McCarren Park Pool Speaks Out: “I expected heavy volumes of pee.”
An open letter from the McCarren Park Pool:
When you’re a pool you need to realize right off the bat that a couple thousand kids are going to pee in you everyday. You suffer that humiliation willingly because of the joy you bring them. What’s a little pee against thousands of smiling faces? Besides, there’s chlorine in the water. There isn’t a pool in the world that doesn’t experience the same thing, except for maybe those really fancy pools in hotels that don’t allow children. But we public pools take our golden showers with pride, knowing that we are serving our communities with a FREE way to cool down in the summertime.
Thus, when I – the McCarren Park Pool – opened last June, I expected some heavy volumes of pee, a little garbage, the occasional dollar bill, and probably some fat guys in white t-shirts swimming with sneakers on. What I didn’t expect was that some classless d-bags would start doing backflips into me. Okay, there’s a reason I don’t allow backflips: some showoff invariably gets hurt trying to impress the ladies, and I wind up getting sued. How fair is that? So I don’t allow them and my owners are so kind as to contract lifeguards to keep that from going down. Now, you would expect patrons to listen to these lifeguards, but alas they don’t, so my day gets disrupted when these jerks start shoving the lifeguards around and then we have to shut down early. I’m the kind of pool that needs a schedule and a routine. I can’t deal with chaos… not since Nancy left me.
For a while after that first incident, everyone seemed to calm down, allowing my cool waters to soothe their hot tempers. But soon the fragile peace collapsed with a series of incidents that makes me just want to leave the public sector entirely. I have cousins in the great lakes. Do you think they get their waters stirred up by rioting Jersey-shore wannabes? Do you think they’ve ever had pepper spray in their waters? Back when I was a mere wading pool, I used to make fun of my cousins by asking them how bear shit tasted.
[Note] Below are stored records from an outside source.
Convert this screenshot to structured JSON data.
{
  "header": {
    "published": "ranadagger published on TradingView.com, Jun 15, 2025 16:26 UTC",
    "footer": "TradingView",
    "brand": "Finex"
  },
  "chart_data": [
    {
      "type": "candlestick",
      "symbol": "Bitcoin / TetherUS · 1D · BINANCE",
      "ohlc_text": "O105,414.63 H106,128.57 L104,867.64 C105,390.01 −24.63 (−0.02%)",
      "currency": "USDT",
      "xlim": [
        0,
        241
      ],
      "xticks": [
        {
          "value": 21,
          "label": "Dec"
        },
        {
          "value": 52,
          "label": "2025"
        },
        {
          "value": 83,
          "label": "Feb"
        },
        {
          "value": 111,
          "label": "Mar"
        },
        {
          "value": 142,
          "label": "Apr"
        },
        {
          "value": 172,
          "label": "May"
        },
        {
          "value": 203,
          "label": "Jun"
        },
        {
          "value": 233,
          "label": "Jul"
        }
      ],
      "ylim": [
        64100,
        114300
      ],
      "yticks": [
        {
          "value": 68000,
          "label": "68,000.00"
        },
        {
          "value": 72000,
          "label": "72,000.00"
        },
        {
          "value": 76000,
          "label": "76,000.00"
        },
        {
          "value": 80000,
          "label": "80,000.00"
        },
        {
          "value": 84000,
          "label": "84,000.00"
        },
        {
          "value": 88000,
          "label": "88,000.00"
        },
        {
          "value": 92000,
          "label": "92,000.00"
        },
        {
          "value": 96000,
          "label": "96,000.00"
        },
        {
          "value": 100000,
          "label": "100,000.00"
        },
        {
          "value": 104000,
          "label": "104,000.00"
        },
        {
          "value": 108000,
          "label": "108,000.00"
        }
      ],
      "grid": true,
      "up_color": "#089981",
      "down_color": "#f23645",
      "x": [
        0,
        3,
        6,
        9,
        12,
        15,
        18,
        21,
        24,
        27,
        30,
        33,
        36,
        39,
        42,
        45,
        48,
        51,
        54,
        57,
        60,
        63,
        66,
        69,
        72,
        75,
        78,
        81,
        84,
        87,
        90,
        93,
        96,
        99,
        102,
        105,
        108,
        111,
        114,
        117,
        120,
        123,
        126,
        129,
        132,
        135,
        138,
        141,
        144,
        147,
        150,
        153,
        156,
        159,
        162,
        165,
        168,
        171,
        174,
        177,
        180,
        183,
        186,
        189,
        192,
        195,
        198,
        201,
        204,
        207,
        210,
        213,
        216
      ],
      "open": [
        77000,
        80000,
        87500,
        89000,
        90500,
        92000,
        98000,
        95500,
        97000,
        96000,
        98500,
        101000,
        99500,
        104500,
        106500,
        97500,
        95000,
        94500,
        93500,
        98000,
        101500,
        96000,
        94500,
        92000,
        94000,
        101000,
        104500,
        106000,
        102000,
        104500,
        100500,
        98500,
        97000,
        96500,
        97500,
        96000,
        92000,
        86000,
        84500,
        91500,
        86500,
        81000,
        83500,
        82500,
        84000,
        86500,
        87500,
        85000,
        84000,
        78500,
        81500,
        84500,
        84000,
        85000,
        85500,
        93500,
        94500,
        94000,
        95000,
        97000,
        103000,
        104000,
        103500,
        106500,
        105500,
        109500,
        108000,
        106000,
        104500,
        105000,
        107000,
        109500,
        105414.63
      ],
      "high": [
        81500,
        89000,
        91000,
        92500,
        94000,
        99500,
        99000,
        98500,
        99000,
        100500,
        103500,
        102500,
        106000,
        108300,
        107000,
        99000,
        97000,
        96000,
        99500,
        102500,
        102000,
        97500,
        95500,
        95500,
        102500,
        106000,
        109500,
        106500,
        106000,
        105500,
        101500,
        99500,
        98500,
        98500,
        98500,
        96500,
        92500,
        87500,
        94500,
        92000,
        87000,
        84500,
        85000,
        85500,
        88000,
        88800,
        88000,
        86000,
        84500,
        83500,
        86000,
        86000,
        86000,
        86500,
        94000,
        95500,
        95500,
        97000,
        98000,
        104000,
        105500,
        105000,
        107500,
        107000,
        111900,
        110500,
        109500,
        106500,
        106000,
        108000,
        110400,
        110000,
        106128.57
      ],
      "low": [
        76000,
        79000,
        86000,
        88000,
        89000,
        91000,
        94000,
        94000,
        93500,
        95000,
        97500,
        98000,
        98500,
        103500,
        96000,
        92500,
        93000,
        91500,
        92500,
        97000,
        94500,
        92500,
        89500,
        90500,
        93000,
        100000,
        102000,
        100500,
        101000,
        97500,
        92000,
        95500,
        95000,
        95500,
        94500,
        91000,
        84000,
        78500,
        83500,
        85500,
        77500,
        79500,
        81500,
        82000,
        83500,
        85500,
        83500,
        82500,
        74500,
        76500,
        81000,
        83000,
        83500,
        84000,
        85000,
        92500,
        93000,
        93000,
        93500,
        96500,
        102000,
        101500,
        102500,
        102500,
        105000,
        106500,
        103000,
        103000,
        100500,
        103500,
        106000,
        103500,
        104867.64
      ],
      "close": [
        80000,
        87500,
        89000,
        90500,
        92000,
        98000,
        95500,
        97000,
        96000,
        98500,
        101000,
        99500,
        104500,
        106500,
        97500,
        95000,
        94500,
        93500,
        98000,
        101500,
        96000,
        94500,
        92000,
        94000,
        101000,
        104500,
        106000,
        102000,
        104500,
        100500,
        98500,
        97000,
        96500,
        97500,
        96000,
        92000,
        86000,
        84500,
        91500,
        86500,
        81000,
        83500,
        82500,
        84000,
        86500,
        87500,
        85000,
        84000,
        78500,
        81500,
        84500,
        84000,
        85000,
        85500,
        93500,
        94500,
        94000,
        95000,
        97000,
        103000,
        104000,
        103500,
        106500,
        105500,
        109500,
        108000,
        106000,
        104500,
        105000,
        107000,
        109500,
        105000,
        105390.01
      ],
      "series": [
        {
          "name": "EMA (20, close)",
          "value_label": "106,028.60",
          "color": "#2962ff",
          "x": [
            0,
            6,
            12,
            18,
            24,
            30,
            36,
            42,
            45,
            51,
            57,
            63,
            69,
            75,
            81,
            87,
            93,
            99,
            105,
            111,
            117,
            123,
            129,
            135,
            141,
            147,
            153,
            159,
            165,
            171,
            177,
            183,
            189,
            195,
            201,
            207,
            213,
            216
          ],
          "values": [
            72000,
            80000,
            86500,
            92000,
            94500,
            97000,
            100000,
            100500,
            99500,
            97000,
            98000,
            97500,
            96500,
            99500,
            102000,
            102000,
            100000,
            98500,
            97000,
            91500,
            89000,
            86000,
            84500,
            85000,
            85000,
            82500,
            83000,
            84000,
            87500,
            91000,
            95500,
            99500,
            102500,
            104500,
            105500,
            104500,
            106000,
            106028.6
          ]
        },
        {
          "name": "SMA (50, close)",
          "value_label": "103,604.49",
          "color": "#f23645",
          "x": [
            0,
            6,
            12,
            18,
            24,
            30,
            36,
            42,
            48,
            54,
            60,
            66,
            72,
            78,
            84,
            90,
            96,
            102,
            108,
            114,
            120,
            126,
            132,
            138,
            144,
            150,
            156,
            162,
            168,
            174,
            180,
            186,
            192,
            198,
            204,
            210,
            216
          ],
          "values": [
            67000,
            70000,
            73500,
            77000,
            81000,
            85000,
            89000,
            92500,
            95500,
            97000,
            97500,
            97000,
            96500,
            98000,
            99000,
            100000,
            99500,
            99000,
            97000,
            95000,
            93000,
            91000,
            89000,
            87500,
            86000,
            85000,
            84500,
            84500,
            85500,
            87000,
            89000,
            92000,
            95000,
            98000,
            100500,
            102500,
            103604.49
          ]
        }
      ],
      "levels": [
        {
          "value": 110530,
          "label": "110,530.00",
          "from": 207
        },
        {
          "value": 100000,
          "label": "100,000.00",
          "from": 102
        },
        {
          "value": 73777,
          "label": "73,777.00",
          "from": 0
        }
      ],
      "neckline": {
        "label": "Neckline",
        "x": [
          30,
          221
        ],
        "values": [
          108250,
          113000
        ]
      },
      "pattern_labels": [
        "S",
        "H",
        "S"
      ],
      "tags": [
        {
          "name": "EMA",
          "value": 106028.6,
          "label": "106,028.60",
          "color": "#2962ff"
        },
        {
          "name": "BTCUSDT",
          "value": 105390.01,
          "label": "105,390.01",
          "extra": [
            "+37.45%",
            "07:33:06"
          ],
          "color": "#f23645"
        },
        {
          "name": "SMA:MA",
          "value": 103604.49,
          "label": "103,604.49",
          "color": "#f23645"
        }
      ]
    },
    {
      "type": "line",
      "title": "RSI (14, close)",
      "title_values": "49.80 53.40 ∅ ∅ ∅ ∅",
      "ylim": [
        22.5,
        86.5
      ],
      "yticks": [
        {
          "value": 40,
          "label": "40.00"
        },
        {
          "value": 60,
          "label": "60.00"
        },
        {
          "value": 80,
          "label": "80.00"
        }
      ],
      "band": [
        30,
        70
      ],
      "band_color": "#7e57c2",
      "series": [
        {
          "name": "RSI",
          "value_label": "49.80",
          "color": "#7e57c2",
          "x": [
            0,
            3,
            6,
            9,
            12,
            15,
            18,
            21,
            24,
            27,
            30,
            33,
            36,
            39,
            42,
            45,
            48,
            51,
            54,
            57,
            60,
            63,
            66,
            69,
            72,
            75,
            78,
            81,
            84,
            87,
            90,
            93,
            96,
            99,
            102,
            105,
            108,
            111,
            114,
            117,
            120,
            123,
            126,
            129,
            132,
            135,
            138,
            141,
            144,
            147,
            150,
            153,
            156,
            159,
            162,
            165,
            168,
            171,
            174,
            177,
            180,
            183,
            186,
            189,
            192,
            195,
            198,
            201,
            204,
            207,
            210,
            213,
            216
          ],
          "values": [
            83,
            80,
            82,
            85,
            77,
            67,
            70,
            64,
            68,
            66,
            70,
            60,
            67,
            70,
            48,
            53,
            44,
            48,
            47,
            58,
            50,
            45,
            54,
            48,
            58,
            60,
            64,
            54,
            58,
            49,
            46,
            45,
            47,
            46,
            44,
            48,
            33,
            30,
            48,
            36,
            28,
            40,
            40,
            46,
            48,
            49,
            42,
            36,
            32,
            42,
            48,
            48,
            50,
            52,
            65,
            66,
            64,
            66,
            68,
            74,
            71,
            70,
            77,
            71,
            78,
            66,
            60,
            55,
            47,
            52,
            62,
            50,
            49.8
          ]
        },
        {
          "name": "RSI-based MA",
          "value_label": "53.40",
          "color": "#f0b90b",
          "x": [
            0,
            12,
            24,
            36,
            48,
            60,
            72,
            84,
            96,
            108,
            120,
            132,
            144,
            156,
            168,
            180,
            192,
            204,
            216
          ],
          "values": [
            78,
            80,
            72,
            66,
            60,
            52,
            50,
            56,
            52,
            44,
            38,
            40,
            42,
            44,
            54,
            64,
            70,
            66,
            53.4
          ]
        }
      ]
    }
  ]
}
But a few weeks ago, someone pooped in me. Yeah. How do you even accomplish that in public? I didn’t even notice it! You’d think the newspaper and grunting would have tipped off the lifeguards but nope. Nothing. Then some little kid stepped in it. Well, there go the smiles that I’m supposed to bringing to their faces. Truth be told, I would prefer to have bears defecating in me. There’s something natural and pure about that. I can imagine bear doodoo smelling like honey and red meat, which is probably a rather alluring combo. The McCarren Park Mystery Defecator, on the other hand, lives on hot fries and slurpees. Gross.
To make matters worse, the media just clings to each and every blemish on my nearly pristine history. It’s not like anyone is getting hurt… well except for that girl with the broken nose, but to be fair that technically happened outside of me. Still, to read the newspapers, you’d think I was operating in early 90s South Central. I’m a pool, not a monastery! I’m not charging $200 per entry. I’m not located in the W hotel. I’m a pool for the people. If the people turn out to be a bunch of angry, Quest for Fire Neanderthal Mad Max Jabrones, that’s not my fault.
Now, my owners are even thinking about instituting a registration system next year. Well great, now the cool people will really want to come. Man, I was told there would be premo bods swimming around in me. I was told it would some sort of glorious pool party free-for-all with
Brooklyn’s hottest inhabitants.
Instead here I am fantasizing about bear shit.